Argumento muito usado: o decreto que regulamentou a profissão é de 1969, no governo militar, sendo assim "entulho autoritário". Primeiro: a luta pela formação superior do jornalista vinha desde os anos 1930. Segundo: gato que nasce no forno é biscoito ou é gato? Seria o caso então de dinamitar Itaipu, a ponte Rio-Niterói e acabar com a fluoretação da água potável das cidades?
Existe um axioma no jornalismo: notícia deve ser feita com isenção, não envolve opinião de quem escreveu. Opinião o leitor encontra nos editoriais, nos colunistas, nos colaboradores (não jornalistas).
Em 2009, o STF acabou com o diploma --após 40 anos, com resultados tão bons que até mudaram a "paisagem" das redações, com a chegada (hoje hegêmonica) das mulheres, antes excluídas. A sentença foi tão inapropriada que, de certa forma, não "pegou": estudantes, professores, entidades, intelectuais e políticos iniciaram movimento para restabelecer a regulamentação pelo Congresso. Já passou pelo Senado, com mais de 90% dos votos dos presentes. Agora vai para a Câmara, onde deve também ser aprovada.
O STF confundiu liberdade de expressão com regras para exercício de uma profissão. Liberdade de expressão tem a ver com partidos políticos livres, as pessoas poderem se unir em sindicatos e associações, com a porta da Justiça aberta a todos. Nada a ver com requisitos para ingresso numa profissão, como de advogado, jornalista ou médico.
Antes do diploma, os integrantes de uma redação tinham origem em frustrados de outras profissões, estudantes sem rumo, boêmios, poetas (alguns finíssimos) e... braçais das empresas jornalísticas. O jovem entrava no jornal (ou TV) como faxineiro, boy, porteiro. Ia se enturmando, acabava jornalista --principalmente pela porta da fotografia, reportagem policial e esportiva.

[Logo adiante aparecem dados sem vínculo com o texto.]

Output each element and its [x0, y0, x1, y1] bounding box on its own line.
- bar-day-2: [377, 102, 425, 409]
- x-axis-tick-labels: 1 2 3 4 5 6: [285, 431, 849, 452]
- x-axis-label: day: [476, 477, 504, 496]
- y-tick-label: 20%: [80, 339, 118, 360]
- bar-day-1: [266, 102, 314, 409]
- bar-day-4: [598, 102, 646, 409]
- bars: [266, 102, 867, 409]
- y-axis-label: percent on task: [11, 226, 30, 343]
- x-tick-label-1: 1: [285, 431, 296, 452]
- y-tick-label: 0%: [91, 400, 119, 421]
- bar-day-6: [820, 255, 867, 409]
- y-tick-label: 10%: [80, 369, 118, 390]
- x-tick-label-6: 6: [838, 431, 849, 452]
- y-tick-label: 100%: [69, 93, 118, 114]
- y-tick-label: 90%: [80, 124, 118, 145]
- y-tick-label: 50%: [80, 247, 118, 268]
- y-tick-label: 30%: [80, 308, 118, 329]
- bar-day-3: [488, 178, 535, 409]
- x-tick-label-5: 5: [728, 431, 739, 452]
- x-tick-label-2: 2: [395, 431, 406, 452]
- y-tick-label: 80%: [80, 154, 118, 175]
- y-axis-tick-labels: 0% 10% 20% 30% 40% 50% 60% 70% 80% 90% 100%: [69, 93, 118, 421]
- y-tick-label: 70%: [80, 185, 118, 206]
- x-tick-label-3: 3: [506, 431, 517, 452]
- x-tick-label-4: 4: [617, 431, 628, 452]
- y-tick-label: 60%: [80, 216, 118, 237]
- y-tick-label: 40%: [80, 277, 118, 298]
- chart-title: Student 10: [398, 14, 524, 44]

Pesquisa de 1997 do Sindicato de São Paulo revelou a existência, a três anos do século 21, de 19 jornalistas sindicalizados --e analfabetos. Um contou sua história para um livro que escrevi: era "chapa" de caminhão, descarregava de madrugada pacotes de jornais. Tornou-se "colega" do motorista, aprendeu a fotografar, virou "jornalista". Dizia que nunca esteve numa escola.
É um perfil diferente do jornalista que veio com a escola de comunicações, com no mínimo 16 anos de estudo, sendo quatro na universidade (com todo aquele agito) e anos de inglês. Uma estrutura cultural e psicológica aparentemente mais forte do que a do ex-carregador de caminhão...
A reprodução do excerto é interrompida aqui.